In un’intervista del 2005, Mario Monicelli parlava delle particolarità dei due comici più amati dall’Italia degli anni 50, Totò e Alberto Sordi, e dei personaggi che spesso interpretavano. Il primo era sempre incuriosito da come facesse il secondo a far tanto ridere, pur portando sullo schermo uomini abietti e repellenti; se ne potrebbero citare a decine, ma è singolare come uno dei più estremi di questi individui sia il protagonista di un film intitolato Un eroe dei nostri tempi (1955).
Alberto Menichetti è uno dei peggiori esseri umani con cui si possa avere a che fare. Questa la sua presentazione: ossessionato dai potenziali rischi della vita, ogni giorno, annota su un taccuino qualunque attività svolge; la motivazione? In caso di falsa accusa, avrebbe sempre un alibi pronto. È la prima di una sterminata sequenza di paranoie che, insieme al servilismo più becero, riesce a dare forma al peggiore tra gli impiegati stereotipati. Non è quindi la simpatia a originare ilarità, ma i suoi atteggiamenti, quasi surreali, esagerati a tal punto da suscitare il ridicolo, la derisione.

Dall’eccessiva ipocondria sociale, portatrice di umorismo, si passa alla (complementare) adulazione dei superiori, che genera un fastidio crescente. Con questo doppio aspetto, e col finale, l’importanza di Un eroe dei nostri tempi sta nel mostrarsi come un fantastico germe di quella che pochi anni dopo – con lo stesso Monicelli, I soliti ignoti (1958)e La grande guerra (1959) – sarebbe diventata la Commedia all’italiana.
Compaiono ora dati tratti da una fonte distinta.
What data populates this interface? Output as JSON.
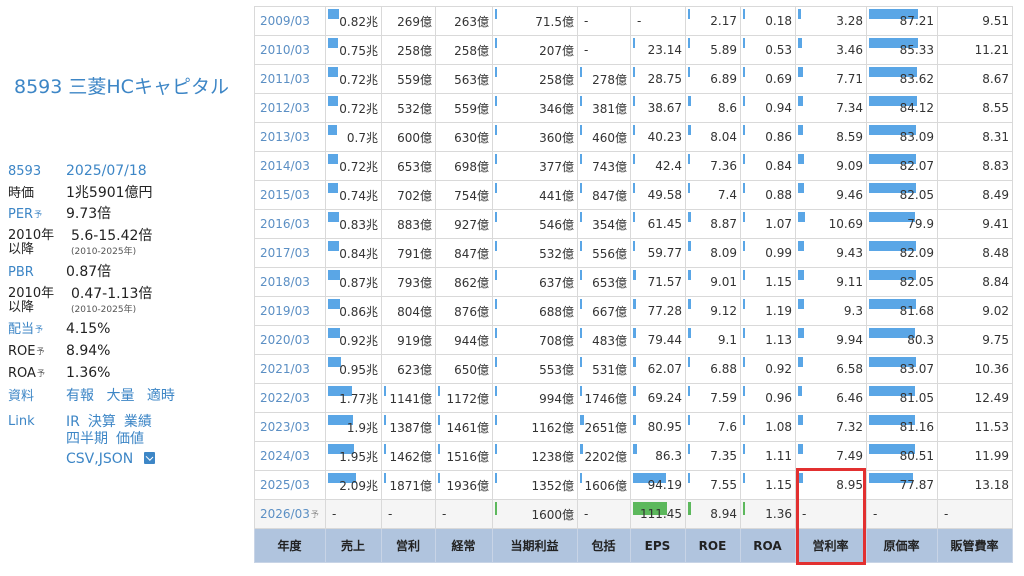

La caratterizzazione della risata progressivamente incrinata, che schernisce i difetti degli italiani del boom economico, è simile a quella che provoca l’eroe Alberto; un proto-mostro di Dino Risi, che, invece d’irritare per il suo aspetto fisico, disturba tramite i gesti o con le parole. E se la peculiarità delle storie di mostri, vedovi, divorzi, medici e sorpassi fu l’abolizione del lieto fine, ciò che accade al dipendente di un cappellificio in questione non si allontana del tutto dalla stessa logica.
Un Riso amaro che, collocandosi temporalmente a metà fra quello di Giuseppe De Santis e il suo estraneo degli anni 60, rappresenta un passaggio fondamentale per un cinema italiano che aveva già seppellito il dopoguerra e si proiettava verso la fioritura di un genere d’ innovazione e fortuna.
Da notare: la colonna sonora di Nino Rota e l’apparizione di un giovane Carlo Pedersoli (Bud Spencer) nel ruolo di Fernando.
Un eroe dei nostri tempi è stato selezionato fra i 100 film italiani da salvare.